Sukses

Galau Jokowi Melihat Menteri Bersilat Lidah

Jokowi tak bisa menyembunyikan kegalauan akan ulah para menteri tersebut, karena tidak sepatutnya perbedaan disampaikan secara terbuka.

Liputan6.com, Jakarta - Presiden Joko Widodo atau Jokowi sedang galau. Orang-orang pilihan yang dia kumpulkan dalam Kabinet Kerja ternyata tak bisa menyenangkan hatinya. Padahal, sebagai menteri mereka sudah dipilih melewati seleksi yang ketat.

Alih-alih melaksanakan perintah Presiden selaku atasan, sejumlah menteri Kabinet Kerja ternyata lebih suka berebut pamor dengan saling serang sesama menteri. Tak jarang pembantu Presiden itu saling serang di media sosial dan disaksikan oleh publik.

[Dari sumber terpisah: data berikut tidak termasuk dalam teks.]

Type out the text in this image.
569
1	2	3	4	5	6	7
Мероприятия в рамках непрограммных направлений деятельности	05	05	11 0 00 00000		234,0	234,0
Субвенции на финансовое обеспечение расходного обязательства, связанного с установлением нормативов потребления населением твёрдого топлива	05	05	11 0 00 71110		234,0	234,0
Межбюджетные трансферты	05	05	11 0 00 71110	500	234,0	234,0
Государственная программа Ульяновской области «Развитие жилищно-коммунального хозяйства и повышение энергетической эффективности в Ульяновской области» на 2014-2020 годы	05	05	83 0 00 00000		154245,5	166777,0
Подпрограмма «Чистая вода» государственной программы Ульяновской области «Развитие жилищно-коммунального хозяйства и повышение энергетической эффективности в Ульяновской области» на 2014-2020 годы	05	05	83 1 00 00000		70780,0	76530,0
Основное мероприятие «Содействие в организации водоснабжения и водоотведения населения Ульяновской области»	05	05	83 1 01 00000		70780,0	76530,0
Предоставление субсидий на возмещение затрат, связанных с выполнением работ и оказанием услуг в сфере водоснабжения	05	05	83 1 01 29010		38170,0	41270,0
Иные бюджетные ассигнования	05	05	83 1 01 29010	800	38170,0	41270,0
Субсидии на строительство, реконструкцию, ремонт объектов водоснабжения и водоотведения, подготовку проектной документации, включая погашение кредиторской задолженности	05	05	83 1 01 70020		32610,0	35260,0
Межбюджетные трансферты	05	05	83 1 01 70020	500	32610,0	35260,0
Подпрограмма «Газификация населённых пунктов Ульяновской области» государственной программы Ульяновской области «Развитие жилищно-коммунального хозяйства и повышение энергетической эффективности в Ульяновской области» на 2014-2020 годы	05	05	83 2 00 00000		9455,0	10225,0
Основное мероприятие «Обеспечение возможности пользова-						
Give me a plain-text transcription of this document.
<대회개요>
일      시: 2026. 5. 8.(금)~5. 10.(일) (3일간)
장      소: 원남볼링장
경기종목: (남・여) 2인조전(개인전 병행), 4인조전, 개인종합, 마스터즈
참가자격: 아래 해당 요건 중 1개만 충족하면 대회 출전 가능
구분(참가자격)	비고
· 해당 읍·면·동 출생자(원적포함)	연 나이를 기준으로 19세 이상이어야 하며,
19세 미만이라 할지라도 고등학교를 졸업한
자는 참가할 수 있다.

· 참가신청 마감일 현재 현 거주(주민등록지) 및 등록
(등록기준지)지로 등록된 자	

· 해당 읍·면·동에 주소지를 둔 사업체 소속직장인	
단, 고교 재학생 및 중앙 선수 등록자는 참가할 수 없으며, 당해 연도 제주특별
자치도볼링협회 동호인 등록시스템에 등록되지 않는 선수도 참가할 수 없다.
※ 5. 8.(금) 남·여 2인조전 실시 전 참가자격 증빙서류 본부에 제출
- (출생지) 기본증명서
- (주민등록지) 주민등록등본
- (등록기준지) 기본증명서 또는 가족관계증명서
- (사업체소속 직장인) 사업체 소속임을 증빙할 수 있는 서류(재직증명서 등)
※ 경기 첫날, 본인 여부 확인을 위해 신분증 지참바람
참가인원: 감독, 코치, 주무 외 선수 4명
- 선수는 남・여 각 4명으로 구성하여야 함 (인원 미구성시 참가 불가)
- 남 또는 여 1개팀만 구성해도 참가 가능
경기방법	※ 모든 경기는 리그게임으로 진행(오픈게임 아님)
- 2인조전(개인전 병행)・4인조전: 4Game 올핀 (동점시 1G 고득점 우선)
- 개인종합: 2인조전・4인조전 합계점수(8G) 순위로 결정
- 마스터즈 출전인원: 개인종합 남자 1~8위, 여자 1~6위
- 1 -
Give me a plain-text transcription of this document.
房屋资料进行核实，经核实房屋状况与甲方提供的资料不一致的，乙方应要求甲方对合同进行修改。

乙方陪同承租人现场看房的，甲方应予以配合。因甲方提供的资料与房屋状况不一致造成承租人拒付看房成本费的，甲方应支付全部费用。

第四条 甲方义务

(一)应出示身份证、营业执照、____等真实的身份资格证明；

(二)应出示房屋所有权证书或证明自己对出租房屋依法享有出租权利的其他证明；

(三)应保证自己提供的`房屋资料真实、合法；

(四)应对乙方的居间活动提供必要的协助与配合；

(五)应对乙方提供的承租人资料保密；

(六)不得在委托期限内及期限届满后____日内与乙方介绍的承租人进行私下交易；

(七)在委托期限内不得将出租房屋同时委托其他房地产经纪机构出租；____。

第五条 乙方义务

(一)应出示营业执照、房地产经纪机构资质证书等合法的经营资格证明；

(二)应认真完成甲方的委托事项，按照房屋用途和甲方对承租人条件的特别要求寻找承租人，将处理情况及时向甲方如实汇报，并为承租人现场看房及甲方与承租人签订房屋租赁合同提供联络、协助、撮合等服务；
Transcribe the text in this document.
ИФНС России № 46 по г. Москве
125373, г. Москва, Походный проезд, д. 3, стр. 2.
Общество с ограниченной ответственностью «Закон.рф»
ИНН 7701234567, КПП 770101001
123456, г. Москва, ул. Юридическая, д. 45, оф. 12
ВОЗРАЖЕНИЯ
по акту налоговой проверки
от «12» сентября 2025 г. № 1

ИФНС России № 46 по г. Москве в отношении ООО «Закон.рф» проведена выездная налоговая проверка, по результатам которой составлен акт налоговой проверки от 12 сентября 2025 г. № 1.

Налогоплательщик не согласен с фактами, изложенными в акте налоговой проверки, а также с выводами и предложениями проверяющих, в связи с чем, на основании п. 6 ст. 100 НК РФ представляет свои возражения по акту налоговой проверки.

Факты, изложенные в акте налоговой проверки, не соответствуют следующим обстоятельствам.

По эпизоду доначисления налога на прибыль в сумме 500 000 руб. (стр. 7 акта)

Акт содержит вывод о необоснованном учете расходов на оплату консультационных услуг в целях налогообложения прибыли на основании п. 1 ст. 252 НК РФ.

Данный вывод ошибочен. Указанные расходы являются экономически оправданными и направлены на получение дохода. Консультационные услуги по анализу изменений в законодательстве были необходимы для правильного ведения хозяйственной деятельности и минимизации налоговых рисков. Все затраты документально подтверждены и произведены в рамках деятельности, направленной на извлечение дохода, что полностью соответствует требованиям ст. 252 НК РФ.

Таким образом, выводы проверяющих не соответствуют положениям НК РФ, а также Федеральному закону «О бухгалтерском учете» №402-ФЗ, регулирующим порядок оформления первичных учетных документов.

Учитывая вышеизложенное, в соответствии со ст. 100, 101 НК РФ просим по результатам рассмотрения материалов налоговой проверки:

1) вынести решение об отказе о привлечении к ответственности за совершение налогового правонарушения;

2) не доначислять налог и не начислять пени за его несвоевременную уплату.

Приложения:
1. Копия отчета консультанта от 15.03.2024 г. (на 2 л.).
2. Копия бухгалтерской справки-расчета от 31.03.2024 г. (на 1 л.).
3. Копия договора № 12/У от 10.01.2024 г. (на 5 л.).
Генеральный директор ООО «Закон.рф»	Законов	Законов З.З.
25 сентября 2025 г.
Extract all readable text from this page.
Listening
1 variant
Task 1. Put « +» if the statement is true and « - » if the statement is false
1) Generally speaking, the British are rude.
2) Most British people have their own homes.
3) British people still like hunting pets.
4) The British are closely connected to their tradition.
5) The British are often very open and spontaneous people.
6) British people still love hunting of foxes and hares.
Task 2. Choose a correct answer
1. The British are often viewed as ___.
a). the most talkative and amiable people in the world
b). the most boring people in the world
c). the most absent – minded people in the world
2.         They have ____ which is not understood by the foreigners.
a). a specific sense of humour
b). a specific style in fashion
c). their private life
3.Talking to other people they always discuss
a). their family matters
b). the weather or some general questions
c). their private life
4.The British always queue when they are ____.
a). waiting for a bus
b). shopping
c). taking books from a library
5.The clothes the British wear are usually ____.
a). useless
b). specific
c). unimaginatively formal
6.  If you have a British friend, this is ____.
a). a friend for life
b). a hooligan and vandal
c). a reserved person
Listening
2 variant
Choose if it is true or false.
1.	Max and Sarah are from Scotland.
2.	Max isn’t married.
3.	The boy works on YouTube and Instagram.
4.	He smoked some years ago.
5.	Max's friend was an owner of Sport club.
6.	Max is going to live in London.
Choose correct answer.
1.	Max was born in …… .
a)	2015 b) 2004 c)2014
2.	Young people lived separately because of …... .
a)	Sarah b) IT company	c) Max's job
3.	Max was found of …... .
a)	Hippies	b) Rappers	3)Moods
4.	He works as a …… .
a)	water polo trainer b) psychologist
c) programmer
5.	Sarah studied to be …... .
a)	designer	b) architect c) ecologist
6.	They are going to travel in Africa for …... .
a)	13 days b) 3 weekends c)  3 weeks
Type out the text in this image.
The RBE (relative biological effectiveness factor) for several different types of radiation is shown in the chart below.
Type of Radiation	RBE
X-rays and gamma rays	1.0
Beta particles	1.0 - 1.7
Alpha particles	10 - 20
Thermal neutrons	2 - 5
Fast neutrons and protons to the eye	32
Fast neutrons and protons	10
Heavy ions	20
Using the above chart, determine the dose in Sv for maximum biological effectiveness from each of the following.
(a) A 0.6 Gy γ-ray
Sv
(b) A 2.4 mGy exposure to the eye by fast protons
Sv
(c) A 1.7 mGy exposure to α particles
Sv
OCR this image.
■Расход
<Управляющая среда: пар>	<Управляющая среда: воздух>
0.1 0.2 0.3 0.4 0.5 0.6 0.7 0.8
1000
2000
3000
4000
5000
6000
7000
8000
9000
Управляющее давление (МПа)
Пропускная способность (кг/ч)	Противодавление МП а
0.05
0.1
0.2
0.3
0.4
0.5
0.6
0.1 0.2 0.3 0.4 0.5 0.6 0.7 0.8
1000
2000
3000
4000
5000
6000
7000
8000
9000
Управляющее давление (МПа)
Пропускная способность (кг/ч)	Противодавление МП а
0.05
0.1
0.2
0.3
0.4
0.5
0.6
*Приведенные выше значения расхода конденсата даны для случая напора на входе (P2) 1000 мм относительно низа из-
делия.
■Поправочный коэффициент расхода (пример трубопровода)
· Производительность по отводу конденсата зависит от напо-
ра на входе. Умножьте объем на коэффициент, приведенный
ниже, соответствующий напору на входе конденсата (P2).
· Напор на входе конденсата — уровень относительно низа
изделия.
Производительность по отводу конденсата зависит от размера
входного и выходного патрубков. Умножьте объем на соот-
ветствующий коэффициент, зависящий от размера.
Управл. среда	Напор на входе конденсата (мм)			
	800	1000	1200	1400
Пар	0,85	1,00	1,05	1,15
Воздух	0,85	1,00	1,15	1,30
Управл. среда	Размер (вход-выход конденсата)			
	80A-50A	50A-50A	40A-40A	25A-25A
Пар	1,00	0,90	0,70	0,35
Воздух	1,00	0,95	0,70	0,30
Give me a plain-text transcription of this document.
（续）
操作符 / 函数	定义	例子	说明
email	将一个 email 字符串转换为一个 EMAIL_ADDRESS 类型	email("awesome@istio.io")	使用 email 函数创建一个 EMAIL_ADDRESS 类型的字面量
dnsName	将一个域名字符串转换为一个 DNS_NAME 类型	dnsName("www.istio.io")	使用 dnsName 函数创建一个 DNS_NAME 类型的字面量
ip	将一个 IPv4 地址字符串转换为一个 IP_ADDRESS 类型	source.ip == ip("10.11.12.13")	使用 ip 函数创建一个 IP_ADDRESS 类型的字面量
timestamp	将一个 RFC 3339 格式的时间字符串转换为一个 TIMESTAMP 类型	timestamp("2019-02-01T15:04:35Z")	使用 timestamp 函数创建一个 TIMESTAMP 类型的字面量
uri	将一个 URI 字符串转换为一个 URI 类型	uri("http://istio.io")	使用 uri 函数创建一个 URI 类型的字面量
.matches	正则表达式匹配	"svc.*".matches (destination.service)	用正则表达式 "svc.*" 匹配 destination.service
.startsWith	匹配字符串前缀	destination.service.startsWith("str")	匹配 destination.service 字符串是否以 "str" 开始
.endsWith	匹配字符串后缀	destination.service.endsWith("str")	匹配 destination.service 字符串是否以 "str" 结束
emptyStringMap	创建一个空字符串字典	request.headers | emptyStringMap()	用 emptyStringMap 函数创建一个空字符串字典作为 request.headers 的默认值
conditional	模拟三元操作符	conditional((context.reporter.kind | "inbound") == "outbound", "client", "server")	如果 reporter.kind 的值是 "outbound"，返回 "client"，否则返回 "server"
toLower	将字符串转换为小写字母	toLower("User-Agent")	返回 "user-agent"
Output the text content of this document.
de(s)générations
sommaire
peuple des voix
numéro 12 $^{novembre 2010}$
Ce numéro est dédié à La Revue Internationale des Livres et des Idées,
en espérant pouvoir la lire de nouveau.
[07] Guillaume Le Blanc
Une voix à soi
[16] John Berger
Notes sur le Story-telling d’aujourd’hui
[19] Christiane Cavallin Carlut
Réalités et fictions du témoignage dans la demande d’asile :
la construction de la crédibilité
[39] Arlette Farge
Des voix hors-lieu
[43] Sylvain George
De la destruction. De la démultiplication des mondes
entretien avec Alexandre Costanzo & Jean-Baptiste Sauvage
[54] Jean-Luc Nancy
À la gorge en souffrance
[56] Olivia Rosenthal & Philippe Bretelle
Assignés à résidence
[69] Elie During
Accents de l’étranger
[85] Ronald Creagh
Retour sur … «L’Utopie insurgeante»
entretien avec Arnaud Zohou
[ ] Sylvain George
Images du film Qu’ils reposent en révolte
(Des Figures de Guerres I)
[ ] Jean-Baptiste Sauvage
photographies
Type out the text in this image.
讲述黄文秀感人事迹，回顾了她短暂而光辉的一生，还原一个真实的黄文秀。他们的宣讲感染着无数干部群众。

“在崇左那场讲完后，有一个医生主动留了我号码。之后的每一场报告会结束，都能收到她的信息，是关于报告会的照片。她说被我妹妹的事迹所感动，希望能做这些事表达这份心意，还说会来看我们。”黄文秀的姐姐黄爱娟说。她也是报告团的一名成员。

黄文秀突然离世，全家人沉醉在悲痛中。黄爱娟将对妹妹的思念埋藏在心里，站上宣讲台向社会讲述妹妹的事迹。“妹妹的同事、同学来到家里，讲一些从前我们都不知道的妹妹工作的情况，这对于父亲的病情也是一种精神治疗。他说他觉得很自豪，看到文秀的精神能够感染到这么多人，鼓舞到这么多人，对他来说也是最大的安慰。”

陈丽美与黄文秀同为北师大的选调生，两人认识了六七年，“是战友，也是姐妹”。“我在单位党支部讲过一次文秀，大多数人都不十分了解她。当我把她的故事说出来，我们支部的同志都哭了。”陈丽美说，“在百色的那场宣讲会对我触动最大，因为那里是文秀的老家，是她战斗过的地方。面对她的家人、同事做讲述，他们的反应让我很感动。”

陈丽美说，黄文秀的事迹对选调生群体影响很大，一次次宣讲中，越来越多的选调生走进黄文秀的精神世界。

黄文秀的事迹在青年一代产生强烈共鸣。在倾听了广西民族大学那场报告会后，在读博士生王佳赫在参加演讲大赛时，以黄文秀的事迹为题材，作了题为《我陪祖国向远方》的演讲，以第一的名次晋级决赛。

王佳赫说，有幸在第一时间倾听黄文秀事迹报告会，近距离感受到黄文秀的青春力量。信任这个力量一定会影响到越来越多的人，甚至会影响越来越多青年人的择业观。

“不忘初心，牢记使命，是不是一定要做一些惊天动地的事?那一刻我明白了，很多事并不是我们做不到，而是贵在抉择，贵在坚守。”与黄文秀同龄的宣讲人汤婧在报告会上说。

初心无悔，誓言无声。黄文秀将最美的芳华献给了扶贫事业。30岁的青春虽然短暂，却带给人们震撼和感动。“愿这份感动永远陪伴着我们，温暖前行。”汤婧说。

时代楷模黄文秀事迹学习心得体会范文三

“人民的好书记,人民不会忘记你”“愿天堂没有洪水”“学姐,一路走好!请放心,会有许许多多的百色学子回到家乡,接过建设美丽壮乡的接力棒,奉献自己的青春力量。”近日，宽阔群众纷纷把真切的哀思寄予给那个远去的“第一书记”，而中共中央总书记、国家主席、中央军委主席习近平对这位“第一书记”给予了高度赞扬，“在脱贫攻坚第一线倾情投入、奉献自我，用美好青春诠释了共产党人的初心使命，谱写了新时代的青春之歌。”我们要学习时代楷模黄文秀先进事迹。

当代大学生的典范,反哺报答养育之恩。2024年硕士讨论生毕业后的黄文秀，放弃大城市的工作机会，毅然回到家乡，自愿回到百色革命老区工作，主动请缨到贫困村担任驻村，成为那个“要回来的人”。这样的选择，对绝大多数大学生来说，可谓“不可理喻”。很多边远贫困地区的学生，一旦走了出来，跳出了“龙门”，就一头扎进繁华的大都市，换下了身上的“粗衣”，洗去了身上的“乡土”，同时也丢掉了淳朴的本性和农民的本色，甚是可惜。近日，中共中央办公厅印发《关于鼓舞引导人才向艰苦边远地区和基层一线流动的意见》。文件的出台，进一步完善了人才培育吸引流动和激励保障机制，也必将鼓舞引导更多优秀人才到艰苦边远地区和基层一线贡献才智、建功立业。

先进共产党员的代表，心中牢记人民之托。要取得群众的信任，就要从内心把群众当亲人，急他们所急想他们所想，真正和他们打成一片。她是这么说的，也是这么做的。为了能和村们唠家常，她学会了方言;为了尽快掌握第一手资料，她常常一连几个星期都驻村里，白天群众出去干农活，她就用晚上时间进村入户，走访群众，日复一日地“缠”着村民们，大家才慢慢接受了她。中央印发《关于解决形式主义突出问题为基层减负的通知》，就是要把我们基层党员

Jokowi pun tak bisa menyembunyikan kegalauannya akan ulah para menteri tersebut. Menurut Juru Bicara Kepresidenan Johan Budi, hal ini sangat disayangkan oleh Jokowi karena tidak sepatutnya perbedaan disampaikan secara terbuka.

"Presiden cukup prihatin terhadap beberapa peristiwa belakangan ini di mana seolah-olah antarmenteri itu sudah saling menyerang di ranah publik. Baik melalui media sosial maupun secara terbuka, itu di-sharing pada publik. T‎entunya Presiden tidak happy situasi yang seperti itu," ujar Johan di Istana Kepresidenan, Jakarta, Rabu (2/3/2016).

Jokowi, menurut Johan, tidak pernah melarang silang pendapat dalam memandang suatu program di pemerintahan. Namun, perbedaan tersebut semestinya disampaikan di dalam ruang rapat di sidang kabinet.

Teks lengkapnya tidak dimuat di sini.